Plain Programmer Description:The system builds a standard circular queue and walks through it, sending one request to each machine before getting to the start of the queue and doing it again. While I’ve never seen the code (or actual load balancer code for any of these for that matter), we’ve all written this queue with the modulus function before. In school if nowhere else.
Plain Programmer Description:The simplest way to explain for this one is that the system makes multiple entries in the Round Robin circular queue for servers with larger ratios. So if you set ratios at 3:2:1:1 for your four servers, that’s what the queue would look like – 3 entries for the first server, two for the second, one each for the third and fourth. In this version, the weights are set when the load balancing is configured for your application and never change, so the system will just keep looping through that circular queue. Different vendors use different weighting systems – whole numbers, decimals that must total 1.0 (100%), etc. but this is an implementation detail, they all end up in a circular queue style layout with more entries for larger ratings.
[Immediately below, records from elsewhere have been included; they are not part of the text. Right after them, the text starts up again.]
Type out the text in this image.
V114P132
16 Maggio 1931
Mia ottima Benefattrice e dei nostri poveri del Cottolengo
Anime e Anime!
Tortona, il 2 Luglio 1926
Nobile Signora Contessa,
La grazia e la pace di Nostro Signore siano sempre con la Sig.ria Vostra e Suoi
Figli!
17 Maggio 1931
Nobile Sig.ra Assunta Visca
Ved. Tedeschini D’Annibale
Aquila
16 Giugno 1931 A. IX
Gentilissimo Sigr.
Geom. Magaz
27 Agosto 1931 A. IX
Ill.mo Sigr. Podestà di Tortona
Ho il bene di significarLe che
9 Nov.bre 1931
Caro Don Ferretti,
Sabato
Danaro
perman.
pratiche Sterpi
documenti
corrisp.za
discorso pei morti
Plain Programmer Description:If you think of Weighted Round Robin where the circular queue is rebuilt with new (dynamic) weights whenever it has been fully traversed, you’ll be dead-on.
Plain Programmer Description:The load balancer looks at the response time of each attached server and chooses the one with the best response time. This is pretty straight-forward, but can lead to congestion because response time right now won’t necessarily be response time in 1 second or two seconds. Since connections are generally going through the load balancer, this algorithm is a lot easier to implement than you might think, as long as the numbers are kept up to date whenever a response comes through.
These next three I use the BIG-IP name for. They are variants of a generalized algorithm sometimes called Long Term Resource Monitoring.
Plain Programmer Description:This algorithm just keeps track of the number of connections attached to each server, and selects the one with the smallest number to receive the connection. Like fastest, this can cause congestion when the connections are all of different durations – like if one is loading a plain HTML page and another is running a JSP with a ton of database lookups. Connection counting just doesn’t account for that scenario very well.
Plain Programmer Description:This algorithm tries to merge Fastest and Least Connections, which does make it more appealing than either one of the above than alone. In this case, an array is built with the information indicated (how weighting is done will vary, and I don’t know even for F5, let alone our competitors), and the element with the highest value is chosen to receive the connection. This somewhat counters the weaknesses of both of the original algorithms, but does not account for when a server is about to be overloaded – like when three requests to that query-heavy JSP have just been submitted, but not yet hit the heavy work.
Plain Programmer Description:This method attempts to fix the one problem with Observed by watching what is happening with the server. If its response time has started going down, it is less likely to receive the packet. Again, no idea what the weightings are, but an array is built and the most desirable is chosen.
You can see with some of these algorithms that persistent connections
would cause problems. Like Round Robin, if the connections persist to a
server for as long as the user session is working, some servers will
build a backlog of persistent connections that slow their response time.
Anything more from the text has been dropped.